I was talking with my mother last week. I told her about the lists of personal care and baby/kid products I’d put together based on EWG’s Skin Deep Cosmetics Database. She’s not into computers, so I printed off the personal care list for her to keep in her purse when she’s shopping. Our conversation about safe and unsafe products moved to a discussion of all the “high-hazard” products we’ve been using for years, to why the government allows these products to be sold and on and on. Finally, she commented that while she appreciates my efforts, it all seems so overwhelming. Things are such a mess with regulation and there are so many hazards out there, it makes her feel like putting her head in the sand. While she won’t actually do this, I’ve been thinking about what she said. It is overwhelming. There is so much work to be done, and so much mess to be undone, as far as chemical and toxin regulation goes. And that’s just one aspect of what concerns me about the world my children are growing up in. I’m glad I’m more aware than I used to be, but at the same time, the problems often seem insurmountable. When I look at all of the issues I read about: so much waste, not enough recycling, over-consumption,  overpopulation, big agriculture, greenwashing, unfair wages for the working poor. . . you get the idea. If you’re reading this blog, I imagine these are areas that concern you, too.

So what do we do? Most of us won’t bury our heads in the sand, even though sometimes we may like to. But, we can’t solve all the problems on our own, either. This is what has worked for me so far:

Start somewhere. Yes the problems are many, but pick one, any one, and do something. Even if it’s one small thing. Something is always better than nothing.

Remember that you do not live in a vacuum.
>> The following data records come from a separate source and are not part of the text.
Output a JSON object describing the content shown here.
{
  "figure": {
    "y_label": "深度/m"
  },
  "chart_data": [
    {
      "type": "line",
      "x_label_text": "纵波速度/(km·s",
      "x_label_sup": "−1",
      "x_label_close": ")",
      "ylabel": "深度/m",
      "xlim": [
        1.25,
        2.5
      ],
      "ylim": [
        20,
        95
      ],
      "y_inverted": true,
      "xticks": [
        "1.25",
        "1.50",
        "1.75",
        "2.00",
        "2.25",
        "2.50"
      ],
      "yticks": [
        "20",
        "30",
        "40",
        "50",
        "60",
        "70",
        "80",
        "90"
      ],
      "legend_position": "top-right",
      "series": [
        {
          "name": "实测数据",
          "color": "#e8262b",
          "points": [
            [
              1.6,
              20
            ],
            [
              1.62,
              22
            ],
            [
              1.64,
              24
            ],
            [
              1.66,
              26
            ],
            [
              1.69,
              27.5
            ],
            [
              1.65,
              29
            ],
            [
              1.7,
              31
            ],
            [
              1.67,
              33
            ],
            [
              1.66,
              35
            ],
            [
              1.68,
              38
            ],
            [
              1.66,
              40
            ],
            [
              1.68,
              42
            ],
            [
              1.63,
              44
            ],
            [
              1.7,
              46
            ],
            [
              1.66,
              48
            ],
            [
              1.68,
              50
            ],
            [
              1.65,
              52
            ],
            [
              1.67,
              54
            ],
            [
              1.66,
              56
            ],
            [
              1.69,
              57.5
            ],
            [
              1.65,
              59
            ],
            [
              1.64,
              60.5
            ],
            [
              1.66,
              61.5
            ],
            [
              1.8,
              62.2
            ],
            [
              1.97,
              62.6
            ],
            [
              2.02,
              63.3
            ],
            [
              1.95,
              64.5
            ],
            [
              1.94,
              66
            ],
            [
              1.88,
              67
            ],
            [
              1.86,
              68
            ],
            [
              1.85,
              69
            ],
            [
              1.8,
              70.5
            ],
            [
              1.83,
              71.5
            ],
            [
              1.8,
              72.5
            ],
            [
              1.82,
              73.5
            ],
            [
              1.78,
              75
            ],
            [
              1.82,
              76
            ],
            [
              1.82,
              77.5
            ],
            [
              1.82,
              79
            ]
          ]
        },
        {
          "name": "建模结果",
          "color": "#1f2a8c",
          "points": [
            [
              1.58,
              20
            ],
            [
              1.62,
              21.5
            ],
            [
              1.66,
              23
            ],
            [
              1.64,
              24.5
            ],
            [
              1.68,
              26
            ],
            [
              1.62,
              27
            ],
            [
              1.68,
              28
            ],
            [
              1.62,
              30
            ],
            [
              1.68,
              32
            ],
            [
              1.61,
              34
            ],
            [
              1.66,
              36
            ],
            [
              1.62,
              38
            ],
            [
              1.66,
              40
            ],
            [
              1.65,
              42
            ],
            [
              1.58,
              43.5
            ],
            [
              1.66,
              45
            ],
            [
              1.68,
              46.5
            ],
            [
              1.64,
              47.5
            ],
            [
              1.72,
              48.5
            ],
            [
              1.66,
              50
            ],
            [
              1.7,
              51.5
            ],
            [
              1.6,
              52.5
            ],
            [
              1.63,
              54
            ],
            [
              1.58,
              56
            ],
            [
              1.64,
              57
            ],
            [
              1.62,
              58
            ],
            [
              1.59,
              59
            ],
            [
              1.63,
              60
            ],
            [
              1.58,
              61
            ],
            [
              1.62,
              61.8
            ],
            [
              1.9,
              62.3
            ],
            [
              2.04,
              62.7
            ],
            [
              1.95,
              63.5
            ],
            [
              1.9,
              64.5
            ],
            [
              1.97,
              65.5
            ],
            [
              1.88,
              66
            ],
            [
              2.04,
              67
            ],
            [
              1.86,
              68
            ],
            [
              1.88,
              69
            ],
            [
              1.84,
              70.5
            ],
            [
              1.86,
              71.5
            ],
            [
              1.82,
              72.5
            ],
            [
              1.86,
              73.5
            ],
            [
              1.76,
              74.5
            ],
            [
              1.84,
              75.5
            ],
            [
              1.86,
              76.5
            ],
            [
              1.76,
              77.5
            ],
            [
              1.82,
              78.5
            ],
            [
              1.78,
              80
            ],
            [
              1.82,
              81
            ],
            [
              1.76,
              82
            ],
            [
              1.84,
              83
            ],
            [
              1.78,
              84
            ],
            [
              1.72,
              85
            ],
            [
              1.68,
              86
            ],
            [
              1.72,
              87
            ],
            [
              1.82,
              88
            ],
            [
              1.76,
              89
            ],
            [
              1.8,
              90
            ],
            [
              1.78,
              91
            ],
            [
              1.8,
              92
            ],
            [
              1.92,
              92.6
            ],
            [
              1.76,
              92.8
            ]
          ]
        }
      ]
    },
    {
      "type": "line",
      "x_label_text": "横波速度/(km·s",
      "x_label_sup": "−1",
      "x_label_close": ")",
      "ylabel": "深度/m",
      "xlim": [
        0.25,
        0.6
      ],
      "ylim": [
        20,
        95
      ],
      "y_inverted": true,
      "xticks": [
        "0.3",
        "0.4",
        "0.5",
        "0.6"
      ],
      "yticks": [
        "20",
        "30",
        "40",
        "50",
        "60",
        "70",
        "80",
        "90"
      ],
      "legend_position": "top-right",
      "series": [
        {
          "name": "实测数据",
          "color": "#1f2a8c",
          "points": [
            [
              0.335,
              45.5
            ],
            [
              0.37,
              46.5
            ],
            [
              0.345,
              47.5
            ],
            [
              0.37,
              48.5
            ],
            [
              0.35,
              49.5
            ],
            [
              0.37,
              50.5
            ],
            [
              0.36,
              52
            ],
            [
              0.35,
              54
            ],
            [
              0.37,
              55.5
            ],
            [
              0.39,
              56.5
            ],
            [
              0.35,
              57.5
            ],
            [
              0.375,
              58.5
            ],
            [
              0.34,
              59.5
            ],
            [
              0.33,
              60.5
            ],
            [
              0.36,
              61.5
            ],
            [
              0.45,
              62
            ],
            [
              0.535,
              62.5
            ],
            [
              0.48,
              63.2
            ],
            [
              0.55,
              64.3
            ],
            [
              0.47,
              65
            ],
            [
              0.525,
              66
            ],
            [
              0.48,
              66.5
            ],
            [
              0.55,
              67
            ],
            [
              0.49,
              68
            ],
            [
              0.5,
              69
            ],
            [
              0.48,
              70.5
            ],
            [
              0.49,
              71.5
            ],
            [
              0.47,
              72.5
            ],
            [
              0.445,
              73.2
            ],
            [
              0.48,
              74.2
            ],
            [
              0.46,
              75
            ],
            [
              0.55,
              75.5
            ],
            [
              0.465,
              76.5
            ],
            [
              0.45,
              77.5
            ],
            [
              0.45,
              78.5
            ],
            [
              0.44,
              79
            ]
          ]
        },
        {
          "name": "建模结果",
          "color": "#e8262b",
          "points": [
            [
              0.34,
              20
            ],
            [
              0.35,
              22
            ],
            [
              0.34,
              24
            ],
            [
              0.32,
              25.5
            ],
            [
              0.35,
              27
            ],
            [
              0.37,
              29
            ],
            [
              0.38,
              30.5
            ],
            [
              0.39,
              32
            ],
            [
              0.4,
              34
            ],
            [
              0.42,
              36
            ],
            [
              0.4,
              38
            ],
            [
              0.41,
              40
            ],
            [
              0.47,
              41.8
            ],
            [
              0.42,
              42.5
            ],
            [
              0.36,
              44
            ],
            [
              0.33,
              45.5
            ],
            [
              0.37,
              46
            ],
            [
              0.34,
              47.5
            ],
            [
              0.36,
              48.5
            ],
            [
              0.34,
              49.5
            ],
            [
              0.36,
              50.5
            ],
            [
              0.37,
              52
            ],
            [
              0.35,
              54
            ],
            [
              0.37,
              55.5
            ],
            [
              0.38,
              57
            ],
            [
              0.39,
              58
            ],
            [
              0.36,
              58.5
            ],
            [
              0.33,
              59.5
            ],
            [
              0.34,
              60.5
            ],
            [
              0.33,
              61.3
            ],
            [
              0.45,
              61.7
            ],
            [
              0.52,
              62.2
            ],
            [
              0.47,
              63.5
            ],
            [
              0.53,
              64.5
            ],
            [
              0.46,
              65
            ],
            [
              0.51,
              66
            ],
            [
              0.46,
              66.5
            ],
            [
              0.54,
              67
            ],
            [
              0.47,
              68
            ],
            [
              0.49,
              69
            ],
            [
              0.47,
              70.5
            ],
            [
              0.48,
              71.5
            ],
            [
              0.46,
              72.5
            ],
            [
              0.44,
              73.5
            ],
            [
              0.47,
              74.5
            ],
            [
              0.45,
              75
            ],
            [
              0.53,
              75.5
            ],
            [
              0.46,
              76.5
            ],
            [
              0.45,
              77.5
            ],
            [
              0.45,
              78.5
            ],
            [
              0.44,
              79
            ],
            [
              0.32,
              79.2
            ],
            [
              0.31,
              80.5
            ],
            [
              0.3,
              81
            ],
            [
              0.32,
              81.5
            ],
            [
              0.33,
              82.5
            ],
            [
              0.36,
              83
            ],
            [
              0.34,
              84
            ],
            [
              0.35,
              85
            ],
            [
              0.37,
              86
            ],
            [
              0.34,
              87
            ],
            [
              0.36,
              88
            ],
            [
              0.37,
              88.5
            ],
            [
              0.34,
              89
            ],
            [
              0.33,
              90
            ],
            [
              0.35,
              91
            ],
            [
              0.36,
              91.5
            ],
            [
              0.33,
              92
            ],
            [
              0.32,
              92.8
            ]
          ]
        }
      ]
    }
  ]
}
While your one small thing may seem insignificant, there are millions of people all over the world who are also doing things, some big, some small. It all adds up.

Educate yourself. The problems are big, but if you take the time to learn more about them, you’ll likely find steps you can take, often with little effort, to make things better.

Commit to being more conscious of your actions and your purchases. Before you toss something out or buy another thing you may not need, take a few seconds to think about it. Does the item really need to be thrown away, or can it still be used. If it can’t, can it be recycled in some way? Do you really need to purchase another — fill in the blank or can you make do just fine with what you have?

For those of you looking for specific things you can do to improve the state of the world and the health and safety of you and your family, here’s a list:

Start recycling. Many communities offer curbside recycling. Most others have recycling drop-off points. Check out your options.

Print off the lists of safer products for you and your kids and take them with you when you shop. If you switch out just one high-hazard product you normally use for one that is safer, you’ll be better off. Most, if not all, of these products are available in stores you frequent anyway. There’s no great effort involved, and probably no more expense.

Buy better food. Barbara Kingsolver points out in her book, Animal, Vegetable, Miracle: A Year of Food Life, that Americans will spend loads of money on everything except their food. The one place we always seem to want to cut costs is with the food we put in our bodies. Go for more real food, less processed stuff. If you eat meat, buy from farmers who raise their animals without hormones or antibiotics.

Switch out your incandescent bulbs for CFL’s. They’ll last a lot longer and save you money in electricity.

Turn off the water when you brush your teeth.

Use a car wash instead of washing your car at home. It uses much less water anyway and many car wash facilities recycle most of their water.

Some of these suggestions are more involved than others, but nearly all of them ask you to simply stop and think about your habits. The problems and dangers in the world are incredibly overwhelming, but we must try to find the “space” Al Gore mentioned in An Inconvenient Truth, “between denial and despair.” Each step counts. What step will you take?